The tibial nerve follows a curving route down the back of the leg to the ankle, where it turns and curls below the inside of the ankle. There are four compartments in this region. In three of them, muscles are routed from the leg to the foot. In the fourth, the tibial nerve and the posterior tibial vein and artery are surrounded by muscles.
Along the top of these structures lies the laciniate ligament, which forms the roof of the four compartments. There is little room for expansion if any of these structures becomes enlarged or if a foreign object intrudes into the area. If anything impinges on the space occupied by the tibial nerve (i.e., the tarsal tunnel), entrapment occurs.
When entrapment compresses the nerve, it causes pain, a burning sensation, and tingling on the sole of the foot. This pain usually worsens as the day progresses and can usually be relieved by rest, elevation, or massage.
Tarsal tunnel syndrome is most common in active adults, but it can also occur in children. The burning or tingling sensation it causes is a function of the compressed tibial nerve attempting to send signals between the foot and brain. An analogy can be made between the nerve and a garden hose. If a hose is drawn around a sharp corner, tension is created at the point of the bend. If the hose is pulled even tighter, it kinks and the flow of water through it is restricted. If the hose is stepped on, the flow is reduced even further.
In tarsal tunnel syndrome, the same types of forces are applied to the tibial nerve. When it is compressed by another structure, the neurological impulses through it are restricted. This causes pain, a burning sensation, and tingling. In many cases, the compression is caused by an adjacent muscle that grows too large for the area or from scar tissue that forms.
People with exceptionally flatfeet can develop tarsal tunnel syndrome because the flattened arch causes strain on the muscles and nerves around the ankle and changes their route slightly, producing compression on the tibial nerve.
In other cases, compression results from a cyst in this area. Systemic diseases such as rheumatoid arthritis and diabetes also can cause the syndrome.
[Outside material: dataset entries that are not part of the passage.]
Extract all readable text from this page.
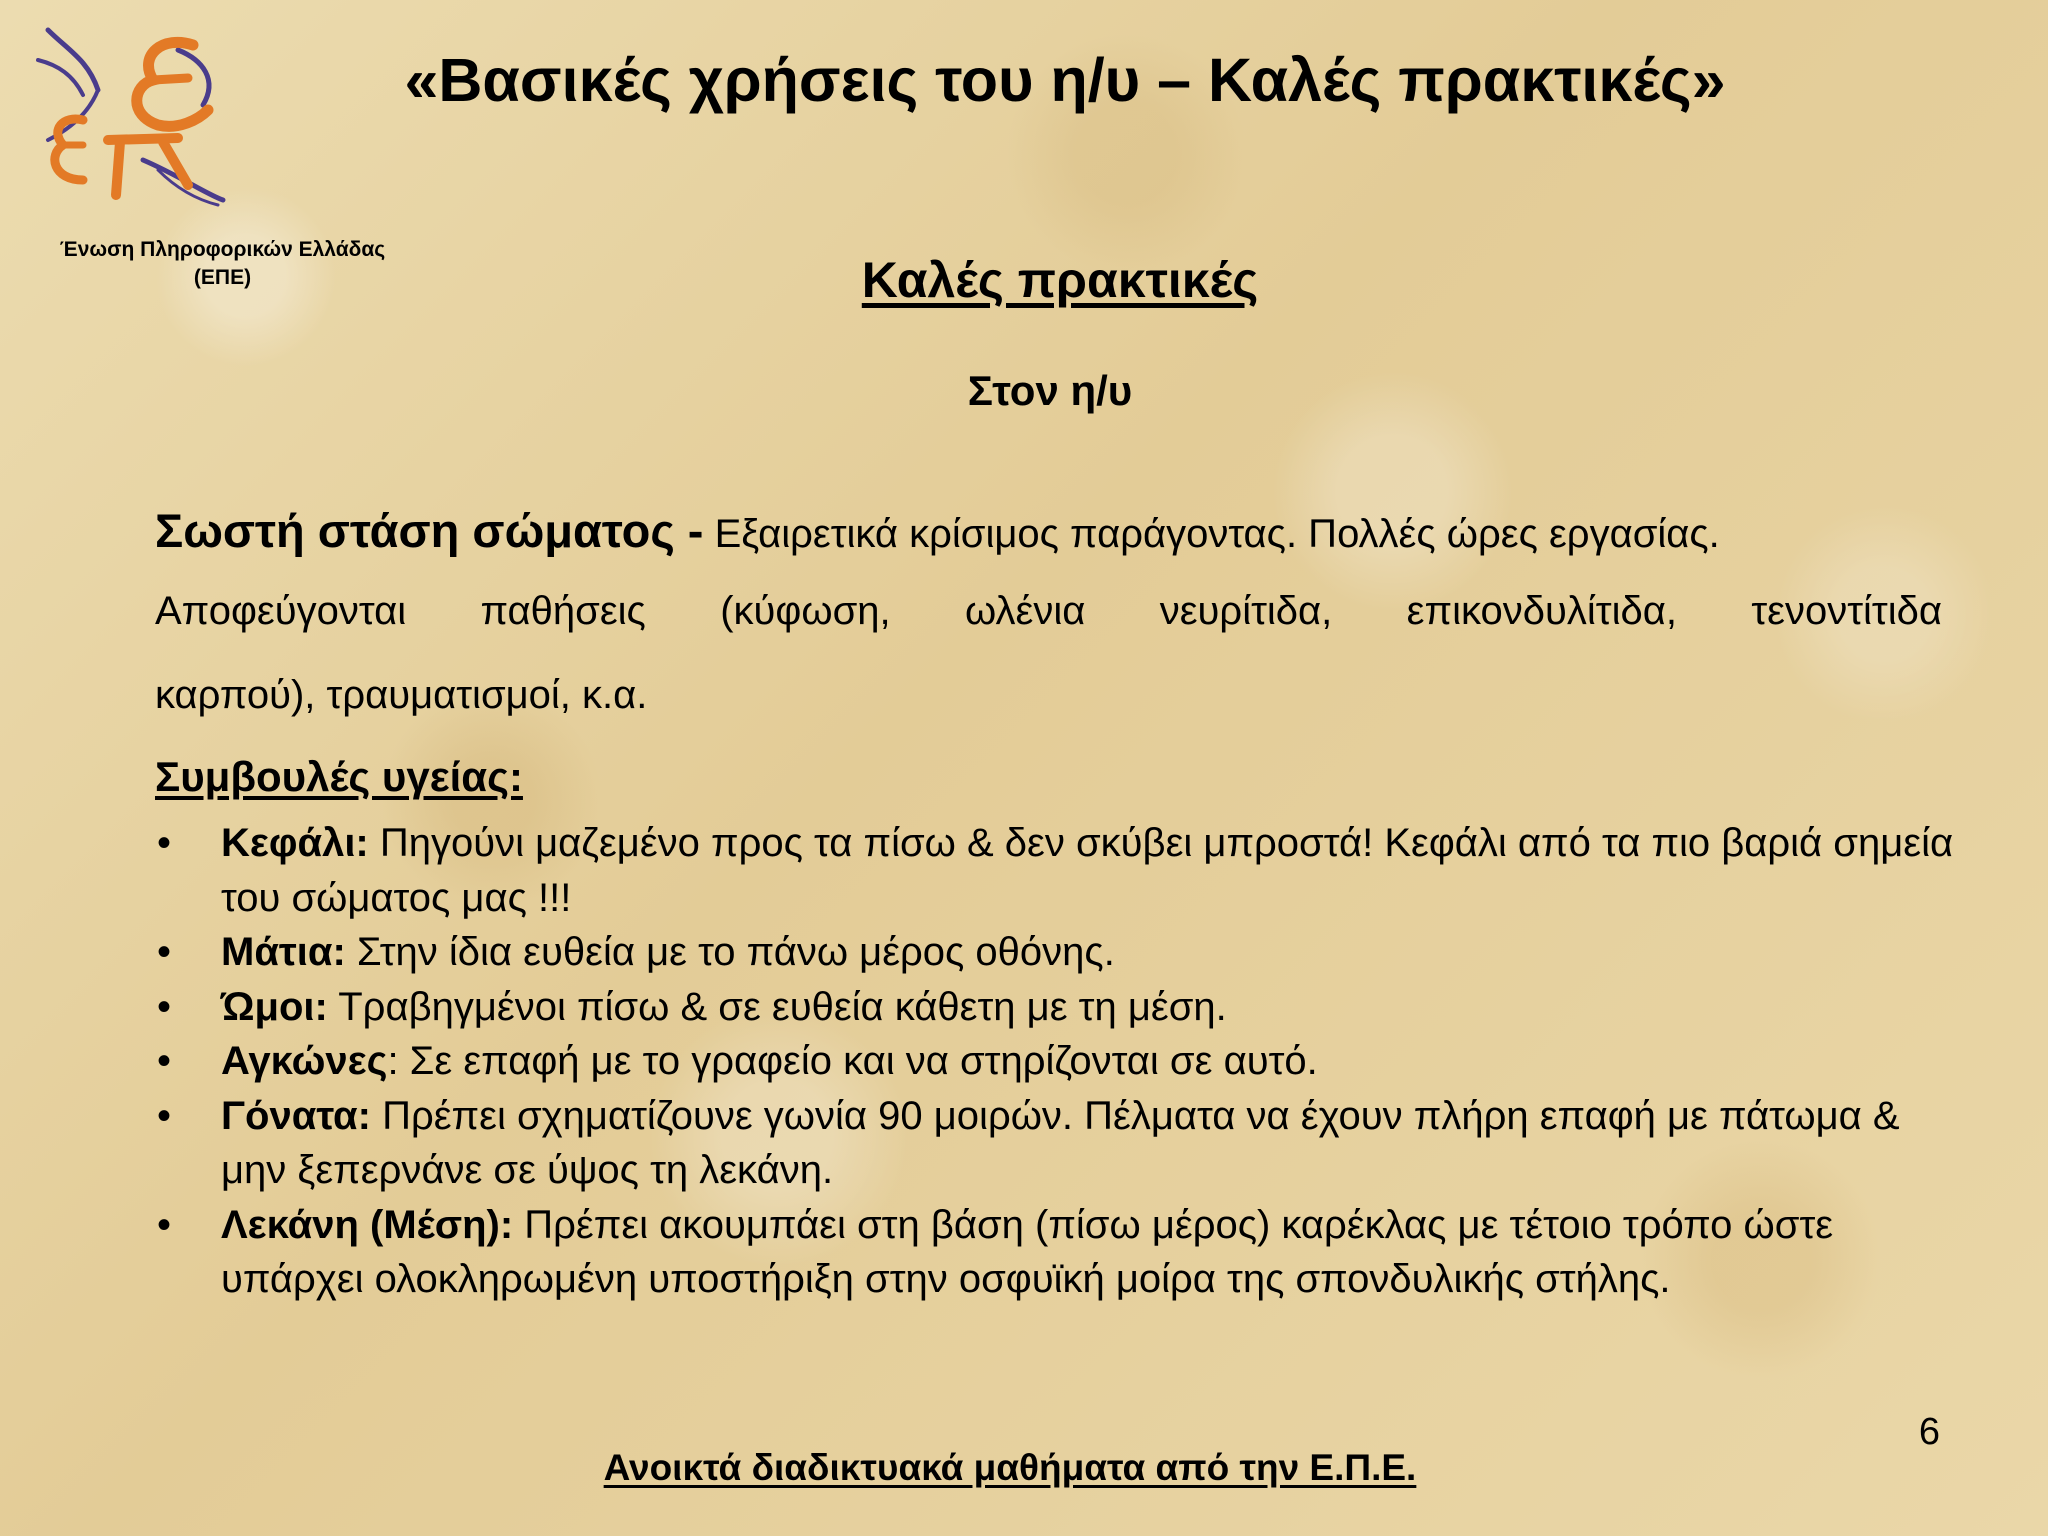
Ένωση Πληροφορικών Ελλάδας
(ΕΠΕ)
«Βασικές χρήσεις του η/υ – Καλές πρακτικές»
Καλές πρακτικές
Στον η/υ

Σωστή στάση σώματος - Εξαιρετικά κρίσιμος παράγοντας. Πολλές ώρες εργασίας.
Αποφεύγονται παθήσεις (κύφωση, ωλένια νευρίτιδα, επικονδυλίτιδα, τενοντίτιδα
καρπού), τραυματισμοί, κ.α.

Συμβουλές υγείας:
• Κεφάλι: Πηγούνι μαζεμένο προς τα πίσω & δεν σκύβει μπροστά! Κεφάλι από τα πιο βαριά σημεία του σώματος μας !!!
• Μάτια: Στην ίδια ευθεία με το πάνω μέρος οθόνης.
• Ώμοι: Τραβηγμένοι πίσω & σε ευθεία κάθετη με τη μέση.
• Αγκώνες: Σε επαφή με το γραφείο και να στηρίζονται σε αυτό.
• Γόνατα: Πρέπει σχηματίζουνε γωνία 90 μοιρών. Πέλματα να έχουν πλήρη επαφή με πάτωμα & μην ξεπερνάνε σε ύψος τη λεκάνη.
• Λεκάνη (Μέση): Πρέπει ακουμπάει στη βάση (πίσω μέρος) καρέκλας με τέτοιο τρόπο ώστε υπάρχει ολοκληρωμένη υποστήριξη στην οσφυϊκή μοίρα της σπονδυλικής στήλης.
6

Ανοικτά διαδικτυακά μαθήματα από την Ε.Π.Ε.
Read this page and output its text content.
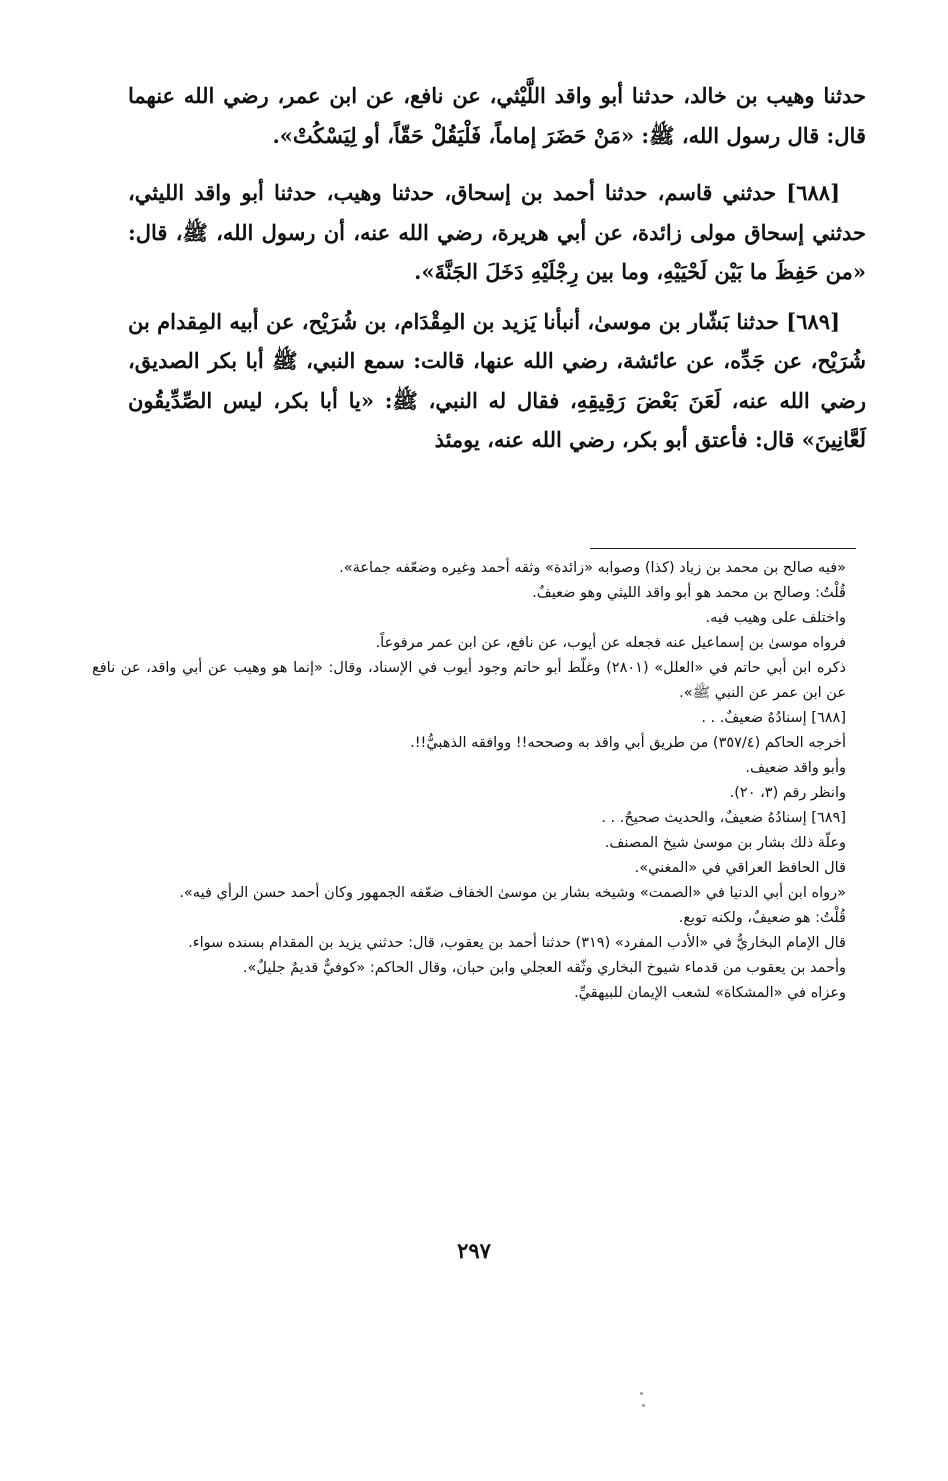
حدثنا وهيب بن خالد، حدثنا أبو واقد اللَّيْثي، عن نافع، عن ابن عمر، رضي الله عنهما قال: قال رسول الله، ﷺ: «مَنْ حَضَرَ إماماً، فَلْيَقُلْ حَقّاً، أو لِيَسْكُتْ».

[٦٨٨] حدثني قاسم، حدثنا أحمد بن إسحاق، حدثنا وهيب، حدثنا أبو واقد الليثي، حدثني إسحاق مولى زائدة، عن أبي هريرة، رضي الله عنه، أن رسول الله، ﷺ، قال: «من حَفِظَ ما بَيْن لَحْيَيْهِ، وما بين رِجْلَيْهِ دَخَلَ الجَنَّةَ».

[٦٨٩] حدثنا بَشّار بن موسىٰ، أنبأنا يَزيد بن المِقْدَام، بن شُرَيْح، عن أبيه المِقدام بن شُرَيْح، عن جَدِّه، عن عائشة، رضي الله عنها، قالت: سمع النبي، ﷺ أبا بكر الصديق، رضي الله عنه، لَعَنَ بَعْضَ رَقِيقِهِ، فقال له النبي، ﷺ: «يا أبا بكر، ليس الصِّدِّيقُون لَعَّانِينَ» قال: فأعتق أبو بكر، رضي الله عنه، يومئذ

«فيه صالح بن محمد بن زياد (كذا) وصوابه «زائدة» وثقه أحمد وغيره وضعّفه جماعة».

قُلْتُ: وصالح بن محمد هو أبو واقد الليثي وهو ضعيفٌ.

واختلف على وهيب فيه.

فرواه موسىٰ بن إسماعيل عنه فجعله عن أيوب، عن نافع، عن ابن عمر مرفوعاً.

ذكره ابن أبي حاتم في «العلل» (٢٨٠١) وغلّط أبو حاتم وجود أيوب في الإسناد، وقال: «إنما هو وهيب عن أبي واقد، عن نافع عن ابن عمر عن النبي ﷺ».

[٦٨٨] إسنادُهُ ضعيفٌ. . .

أخرجه الحاكم (٣٥٧/٤) من طريق أبي واقد به وصححه!! ووافقه الذهبيُّ!!.

وأبو واقد ضعيف.

وانظر رقم (٣، ٢٠).

[٦٨٩] إسنادُهُ ضعيفٌ، والحديث صحيحٌ. . .

وعلّة ذلك بشار بن موسىٰ شيخ المصنف.

قال الحافظ العراقي في «المغني».

«رواه ابن أبي الدنيا في «الصمت» وشيخه بشار بن موسىٰ الخفاف ضعّفه الجمهور وكان أحمد حسن الرأي فيه».

قُلْتُ: هو ضعيفٌ، ولكنه توبع.

قال الإمام البخاريُّ في «الأدب المفرد» (٣١٩) حدثنا أحمد بن يعقوب، قال: حدثني يزيد بن المقدام بسنده سواء.

وأحمد بن يعقوب من قدماء شيوخ البخاري وثّقه العجلي وابن حبان، وقال الحاكم: «كوفيٌّ قديمٌ جليلٌ».

وعزاه في «المشكاة» لشعب الإيمان للبيهقيِّ.

٢٩٧
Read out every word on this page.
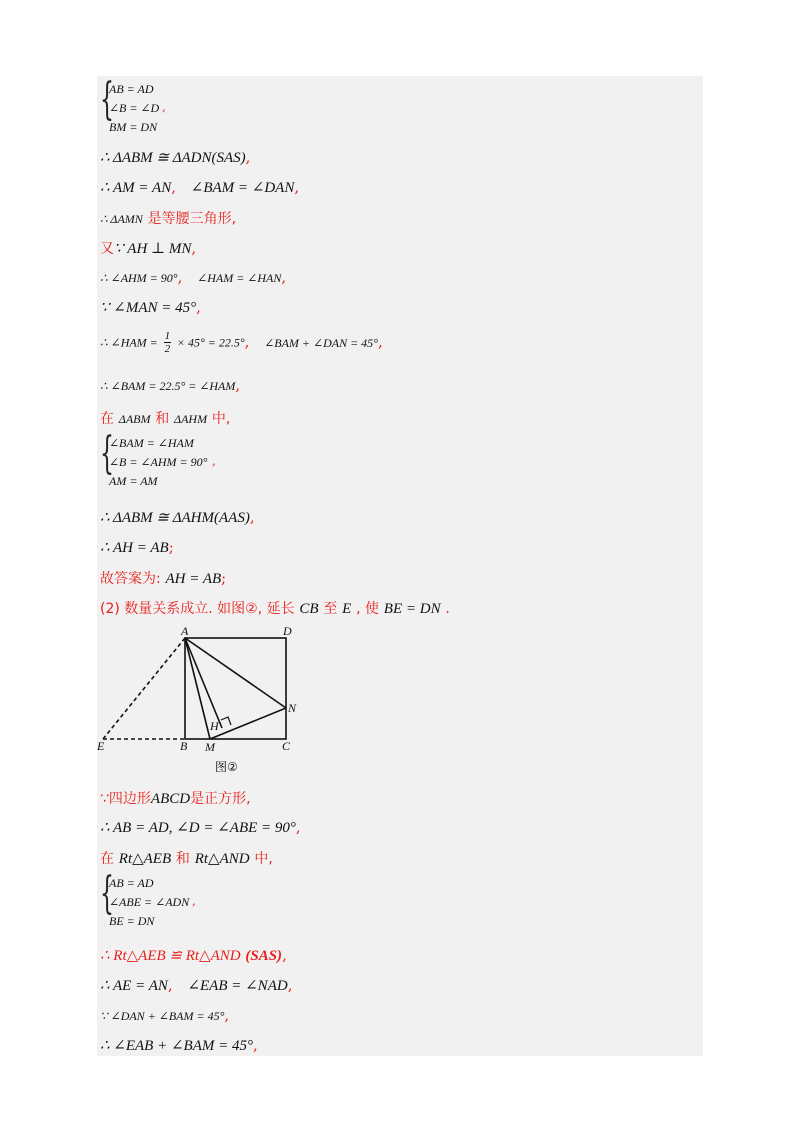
{
AB = AD
∠B = ∠D
BM = DN
,
∴ ΔABM ≅ ΔADN(SAS),
∴ AM = AN, ∠BAM = ∠DAN,
∴ ΔAMN 是等腰三角形,
又∵ AH ⊥ MN,
∴ ∠AHM = 90°, ∠HAM = ∠HAN,
∵ ∠MAN = 45°,
∴ ∠HAM = $\frac{1}{2} \times 45^\circ = 22.5^\circ$, ∠BAM + ∠DAN = 45°,
∴ ∠BAM = 22.5° = ∠HAM,
在 ΔABM 和 ΔAHM 中,
{
∠BAM = ∠HAM
∠B = ∠AHM = 90°
AM = AM
,
∴ ΔABM ≅ ΔAHM(AAS),
∴ AH = AB;
故答案为: AH = AB;
(2) 数量关系成立. 如图②, 延长 CB 至 E , 使 BE = DN .
A	D
N
H
E	B M	C
图②
∵四边形ABCD是正方形,
∴ AB = AD, ∠D = ∠ABE = 90°,
在 Rt△AEB 和 Rt△AND 中,
{
AB = AD
∠ABE = ∠ADN
BE = DN
,
∴ Rt△AEB ≌ Rt△AND (SAS),
∴ AE = AN, ∠EAB = ∠NAD,
∵ ∠DAN + ∠BAM = 45°,
∴ ∠EAB + ∠BAM = 45°,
Another common cause is trauma to the ankle, such as a fracture. When the injury heals, fibrous tissue, similar to a scar develops. If too much scar tissue forms, it can restrict movement in the tarsal tunnel and cause entrapment of the nerve.
Conservative treatment such as arch supports and wider shoes may successfully relieve the discomfort of tarsal tunnel syndrome. If inflammation of the nerve is causing the compression, nonsteroidal anti-inflammatory drugs (NSAIDs) may be prescribed. Due to potentially significant gastrointestinal and cardiovascular side effects, NSAIDs should only be used as instructed.
Steroid injections also may prove effective, although care must be taken during administration to avoid injury to the vein and artery. If the problem is caused by flat feet, custom orthotics can help restore the foot's natural arch (see Orthotics).
If conservative treatment measures are unsuccessful, surgical treatment may be necessary. An incision is made behind and below the inside of the ankle and the surgeon cuts the laciniate ligament, providing room for expansion of the nerve. If a cyst is impinging on the nerve, it can be removed. This procedure typically provides enough space to prevent the nerve from being compressed.